Keely felt sick all over. Perhaps that accident, as terrible as it was, had saved her from something much more terrible. Now she realized what had probably happened. Soon after her father had purchased the rickety old game park where Jock worked and started renovating it, Jock had been arrested. Apparently he’d served time in prison, too, because it was only two years later that he showed up at the park. That was when things started to go downhill, and only about a week before Keely’s accident. After that, Jock couldn’t bear to touch her. Probably it was his idea for Brent to dump Keely, so the two of them could pursue other illegal enterprises. Keely might have been part of the plan for those jobs, she thought with muted terror. She’d been saved from more than she knew at the time, even though she’d resented being deserted.

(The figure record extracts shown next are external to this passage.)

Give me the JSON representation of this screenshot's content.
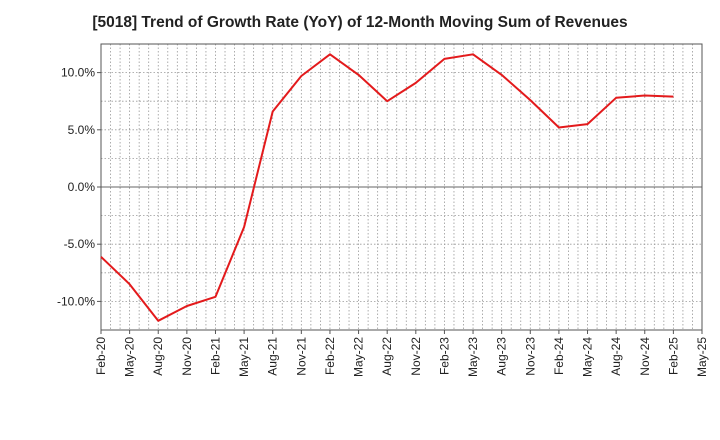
{
  "chart_data": {
    "type": "line",
    "title": "[5018]  Trend of Growth Rate (YoY) of 12-Month Moving Sum of Revenues",
    "xlabel": "",
    "ylabel": "",
    "ylim": [
      -12.5,
      12.5
    ],
    "ytick_values": [
      -10,
      -5,
      0,
      5,
      10
    ],
    "ytick_labels": [
      "-10.0%",
      "-5.0%",
      "0.0%",
      "5.0%",
      "10.0%"
    ],
    "xtick_labels": [
      "Feb-20",
      "May-20",
      "Aug-20",
      "Nov-20",
      "Feb-21",
      "May-21",
      "Aug-21",
      "Nov-21",
      "Feb-22",
      "May-22",
      "Aug-22",
      "Nov-22",
      "Feb-23",
      "May-23",
      "Aug-23",
      "Nov-23",
      "Feb-24",
      "May-24",
      "Aug-24",
      "Nov-24",
      "Feb-25",
      "May-25"
    ],
    "grid": true,
    "line_color": "#e31a1c",
    "series": [
      {
        "x": [
          "Feb-20",
          "May-20",
          "Aug-20",
          "Nov-20",
          "Feb-21",
          "May-21",
          "Aug-21",
          "Nov-21",
          "Feb-22",
          "May-22",
          "Aug-22",
          "Nov-22",
          "Feb-23",
          "May-23",
          "Aug-23",
          "Nov-23",
          "Feb-24",
          "May-24",
          "Aug-24",
          "Nov-24",
          "Feb-25"
        ],
        "values": [
          -6.1,
          -8.5,
          -11.7,
          -10.4,
          -9.6,
          -3.5,
          6.6,
          9.7,
          11.6,
          9.8,
          7.5,
          9.1,
          11.2,
          11.6,
          9.8,
          7.6,
          5.2,
          5.5,
          7.8,
          8.0,
          7.9
        ]
      }
    ]
  }
}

She hadn’t known her father at all. She’d thought he loved her. In those two years when it was just the two of them, and Dina keeping books, her young life had been happy and secure. Her father had, twice, even given up drinking; although Keely hadn’t known he was using drugs. But just before Jock had turned back up, Brent Welsh had involved himself with the flashy woman who took him for everything he’d saved; and there had been a good bit. Jock had been livid when he’d discovered that.

“What are you thinking?” Ella asked.

She looked up. “How happy we were for a couple of years. I guess it was while Jock was in prison, because he left when Dad and I settled into the game park and only came back a few days before Dad brought me here.”